The Senate health care reform bill, The Patient Protection and Affordable Care Act, now on the floor for debate, contains a provision for a .5 percent surtax on earned income of high income taxpayers, the first time a revenue raiser has been considered by the Senate that did not connect directly to health care. Deloitte Tax LLP has prepared scenarios that illustrate the potential impact of this surtax and the additional taxes likely to result from Obama's budget proposals on the tax liabilities of high income individuals.
"The introduction of this surtax [in the Senate bill] is significant", says Clint Stretch, Tax Principal at Deloitte Tax LLP",because the proposed bill suggests that Majority Leader Reid is moving tax toward the House proposal in very small steps. What he does is reduce the Cadillac plan tax and pays for that with the HI (high income) tax. That tax is simply a surcharge on wages at a much lower rate and with a much lower threshold than the House proposal."
The Senate's proposed .5 percentage point HI tax would apply to employees (or self-employed persons) on wage or self-employed income in excess of $200,000 for singles and $250,000 for married couples. The 5.4 percent surtax proposed in the House bill will be levied on modified adjusted gross income (AGI) and will impact couples or surviving spouses with (AGI) exceeding $1,000,000 and other taxpayers including trusts with incomes of $500,000.
With changes coming in 2011 from Obama's budget proposals to marginal tax rates, the reinstatement of phaseouts for exemptions and deductions, and the introduction of the health care surtax in 2013, Stretch says, taxpayers who are considered high income will "need to do a whole lot of tax planning for years to come."
According to the Deloitte scenarios, which are based on 2009 income and tax liabilities, taxpayers earning $300,000 will see additional tax liabilities from the surtax (HI tax) only. Taxpayers with no children with $300,000 in income will owe an additional $400 in taxes because of the surtax (HI tax), and couples with $300,000 with two children under 17 an additional $200 over their current taxes.
Single taxpayers earning $450,000 will see a tax increase of $6,500 over what they are paying now, of which $1,100 will be due to the surtax. The additional $5,400 increase in tax liability is attributable to the reinstatement of 36 and 39.6 percent brackets, reinstatement of personal exemption phase out and itemized deduction limitation at the pre-2001 level, reduction of AMT, and increase in long-term capital gains rate to 20 percent. Married couples with two children with $450,000 in income will pay an additional $900 from the surtax only.

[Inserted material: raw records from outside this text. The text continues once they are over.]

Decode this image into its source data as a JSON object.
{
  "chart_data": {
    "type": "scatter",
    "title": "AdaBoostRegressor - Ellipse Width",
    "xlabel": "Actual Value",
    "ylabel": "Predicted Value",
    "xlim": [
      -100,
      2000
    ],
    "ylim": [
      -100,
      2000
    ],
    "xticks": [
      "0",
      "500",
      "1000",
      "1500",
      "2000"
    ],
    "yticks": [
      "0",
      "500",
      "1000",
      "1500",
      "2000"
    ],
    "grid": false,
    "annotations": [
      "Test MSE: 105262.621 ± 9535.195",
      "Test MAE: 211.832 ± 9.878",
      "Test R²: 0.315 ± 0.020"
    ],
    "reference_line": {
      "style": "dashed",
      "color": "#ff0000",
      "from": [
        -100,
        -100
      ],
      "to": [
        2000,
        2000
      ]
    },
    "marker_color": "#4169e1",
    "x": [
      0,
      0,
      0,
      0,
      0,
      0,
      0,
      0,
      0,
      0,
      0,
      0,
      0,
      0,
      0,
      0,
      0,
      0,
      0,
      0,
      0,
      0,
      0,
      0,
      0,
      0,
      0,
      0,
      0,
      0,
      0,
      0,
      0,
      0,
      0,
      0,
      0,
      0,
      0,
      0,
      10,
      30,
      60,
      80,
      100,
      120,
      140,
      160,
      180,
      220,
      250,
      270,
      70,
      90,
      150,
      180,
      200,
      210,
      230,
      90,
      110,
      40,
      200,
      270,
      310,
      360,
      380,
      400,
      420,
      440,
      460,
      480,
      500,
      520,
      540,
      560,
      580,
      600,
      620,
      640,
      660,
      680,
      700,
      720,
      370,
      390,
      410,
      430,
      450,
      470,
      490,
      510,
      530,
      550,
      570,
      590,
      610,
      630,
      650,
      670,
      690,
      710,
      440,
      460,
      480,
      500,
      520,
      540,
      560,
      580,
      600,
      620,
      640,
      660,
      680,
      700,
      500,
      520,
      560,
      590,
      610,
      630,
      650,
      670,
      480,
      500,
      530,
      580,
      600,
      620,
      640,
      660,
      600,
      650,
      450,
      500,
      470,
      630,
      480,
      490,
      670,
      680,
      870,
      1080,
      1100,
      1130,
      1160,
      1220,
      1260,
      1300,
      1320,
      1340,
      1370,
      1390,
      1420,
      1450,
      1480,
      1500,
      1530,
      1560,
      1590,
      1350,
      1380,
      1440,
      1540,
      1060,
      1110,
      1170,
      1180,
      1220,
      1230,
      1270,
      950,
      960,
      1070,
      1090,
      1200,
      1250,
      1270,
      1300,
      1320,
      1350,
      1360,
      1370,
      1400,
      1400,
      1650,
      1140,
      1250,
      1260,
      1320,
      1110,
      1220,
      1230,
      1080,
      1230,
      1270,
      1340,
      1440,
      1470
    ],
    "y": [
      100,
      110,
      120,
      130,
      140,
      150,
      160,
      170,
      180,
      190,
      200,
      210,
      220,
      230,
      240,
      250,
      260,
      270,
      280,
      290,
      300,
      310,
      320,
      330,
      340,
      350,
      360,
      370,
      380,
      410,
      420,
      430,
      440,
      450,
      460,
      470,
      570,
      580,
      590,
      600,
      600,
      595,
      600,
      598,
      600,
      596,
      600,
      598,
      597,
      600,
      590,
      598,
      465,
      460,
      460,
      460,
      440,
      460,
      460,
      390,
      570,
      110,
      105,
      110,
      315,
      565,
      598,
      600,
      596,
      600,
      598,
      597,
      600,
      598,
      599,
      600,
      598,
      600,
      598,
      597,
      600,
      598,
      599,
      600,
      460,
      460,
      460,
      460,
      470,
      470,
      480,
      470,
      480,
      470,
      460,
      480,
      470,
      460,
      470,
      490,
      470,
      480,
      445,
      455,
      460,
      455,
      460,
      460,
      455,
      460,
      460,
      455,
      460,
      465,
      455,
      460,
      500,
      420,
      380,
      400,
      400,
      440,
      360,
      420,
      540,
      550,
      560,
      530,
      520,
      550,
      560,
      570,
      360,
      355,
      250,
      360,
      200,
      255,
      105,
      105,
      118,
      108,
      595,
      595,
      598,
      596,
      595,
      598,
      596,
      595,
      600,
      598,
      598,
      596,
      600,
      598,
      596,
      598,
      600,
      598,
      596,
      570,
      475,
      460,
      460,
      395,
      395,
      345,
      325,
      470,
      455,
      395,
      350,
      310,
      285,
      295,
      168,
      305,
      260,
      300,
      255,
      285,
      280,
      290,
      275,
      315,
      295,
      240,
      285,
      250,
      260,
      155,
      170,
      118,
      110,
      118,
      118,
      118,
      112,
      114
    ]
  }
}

All of the Deloitte scenarios for single and married taxpayers with two children under 17 who have adjusted gross income of $800,000 and $5,000,000 show additional taxes that are the result of the proposed increase in marginal tax rates and reinstatement of exemption and deduction phaseouts, reduction of AMT, the proposed increase in long-term capital gains liability, and the surtax (HI tax).
Single taxpayers with incomes of $800,000 have an additional tax liability of $26,300 of which $2,800 is from the surtax. Married taxpayers with incomes of $800,000 and two children, who currently pay $190,000 in taxes, will owe $217,400 -- $26,600 in additional taxes, which includes the $2,600 surtax. Single taxpayers earning $5,000,000 who now pay $1,378,700 will owe $240,800 more in taxes for a total of $1,619,500, of which $22,800 is from the surtax. Taxpayers with incomes of $5,000,000 with two children will see their tax liability increase from $1,368,900 to $1,609,900, which represents an increase of $241,000 including $22,500 from the surtax.
Income in the Deloitte scenarios reflects ordinary and capital gains income, and itemized deductions are based on patterns reflected at different AGI levels (source: analysis of recent IRS data). Calculations also assume a 20 percent long-term capital gains and qualified dividend rates under Obama Budget proposal.